Understanding PLS : A Computational Walkthrough

April 04, 2025

Understanding PLS : A Computational Walkthrough

pls_explanation

I used PLS some time ago recently wanted to improve on that work. Therefore I needed to better understand it. I made some readings;

PLS Mathematical Understanding Roadmap

1. Core PLS Algorithm (NIPALS)

Article: “The NIPALS algorithm for PLS” by Wold et al. (about 5-7 pages)
Focus: Step-by-step walkthrough of the iterative algorithm

2. Loading and Score Vectors

Chapter 2 in “PLS Path Modeling with R” by Sanchez (10-15 pages)
Focus: Mathematical interpretation of loadings and scores

3. Deflation Procedures

Section 3 in “PLS Regression Methods” by Abdi (4-6 pages)
Focus: Matrix deflation and orthogonalization techniques

4. Prediction Equations

Article: “A mathematical view of PLS regression formulas” by Mevik & Wehrens (7-8 pages)
Focus: Derivation of the final prediction equations

5. Various PLS Variants

Paper: “A survey of partial least squares (PLS) methods, with emphasis on the two-block case” by Rosipal & Krämer (specific sections 2.1-2.3, about 10 pages)
Focus: Mathematical differences between PLSR, SIMPLS, and other algorithms

6. Optimization Perspective

Article: “PLS viewed through the lens of convex optimization” in Journal of Machine Learning Research (sections 2-3, about 8 pages)
Focus: Understanding PLS as an optimization problem

for it and briefly explaining how I think it works in computational mechanic standpoint.

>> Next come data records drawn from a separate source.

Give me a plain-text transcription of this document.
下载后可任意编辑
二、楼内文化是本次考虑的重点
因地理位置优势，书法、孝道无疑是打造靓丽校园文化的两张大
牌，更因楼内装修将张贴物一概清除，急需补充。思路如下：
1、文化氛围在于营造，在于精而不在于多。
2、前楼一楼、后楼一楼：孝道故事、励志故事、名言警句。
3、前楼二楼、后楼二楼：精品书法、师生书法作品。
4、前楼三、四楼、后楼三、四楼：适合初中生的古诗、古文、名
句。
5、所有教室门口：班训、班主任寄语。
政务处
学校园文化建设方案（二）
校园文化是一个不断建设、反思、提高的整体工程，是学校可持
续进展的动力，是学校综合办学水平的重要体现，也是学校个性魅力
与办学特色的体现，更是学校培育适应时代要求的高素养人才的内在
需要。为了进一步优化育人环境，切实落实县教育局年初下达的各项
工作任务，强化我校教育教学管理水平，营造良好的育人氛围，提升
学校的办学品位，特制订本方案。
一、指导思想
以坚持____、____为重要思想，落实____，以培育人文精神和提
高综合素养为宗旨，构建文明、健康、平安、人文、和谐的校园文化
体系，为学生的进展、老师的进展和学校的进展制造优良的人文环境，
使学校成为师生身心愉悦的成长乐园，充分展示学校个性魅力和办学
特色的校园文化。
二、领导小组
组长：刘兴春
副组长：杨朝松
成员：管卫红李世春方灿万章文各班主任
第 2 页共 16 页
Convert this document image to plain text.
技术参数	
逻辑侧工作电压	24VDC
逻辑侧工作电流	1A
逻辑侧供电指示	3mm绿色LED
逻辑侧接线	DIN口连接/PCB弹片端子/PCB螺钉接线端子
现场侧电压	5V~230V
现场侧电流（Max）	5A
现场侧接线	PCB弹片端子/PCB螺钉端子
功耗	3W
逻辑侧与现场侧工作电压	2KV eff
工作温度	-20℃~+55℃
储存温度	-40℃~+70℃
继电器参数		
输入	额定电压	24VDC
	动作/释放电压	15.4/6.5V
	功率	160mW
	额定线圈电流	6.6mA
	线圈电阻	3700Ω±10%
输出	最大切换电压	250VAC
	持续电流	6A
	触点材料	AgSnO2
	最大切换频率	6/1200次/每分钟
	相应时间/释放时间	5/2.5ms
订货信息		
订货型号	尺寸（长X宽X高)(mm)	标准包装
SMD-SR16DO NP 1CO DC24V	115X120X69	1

What is PLS and Why Do We Need It?

PLS (Partial Least Squares) addresses a common problem in data science: how to handle situations where:

You have many predictor variables (X) that are highly correlated
You want to predict one or more response variables (Y)
The number of observations is potentially smaller than the number of variables

Traditional regression methods like OLS (Ordinary Least Squares) break down in these scenarios due to multicollinearity. PLS solves this by finding a low-dimensional representation that captures the essential relationships between X and Y.

Key Components of PLS

Let’s break down the key variables and components involved in PLS modeling:

Input Matrices

X: Matrix of predictor variables (n × p), where n is the number of observations and p is the number of predictor variables
Y: Matrix of response variables (n × q), where q is the number of response variables

Latent Variables

T: X-scores (n × a), where a is the number of components
U: Y-scores (n × a)

Loadings

P: X-loadings (p × a)
Q: Y-loadings (q × a)

Weights

W: X-weights (p × a), used to calculate the scores

Inner Relationship

B: Diagonal matrix of regression coefficients between U and T

The Computational Process of PLS

Now, let’s walk through how PLS works computationally:

1. Initialization

We start by standardizing both X and Y matrices (mean-centering and often scaling to unit variance):

\[X_0 = X - \mathbf{1}\bar{X}^T\] \[Y_0 = Y - \mathbf{1}\bar{Y}^T\]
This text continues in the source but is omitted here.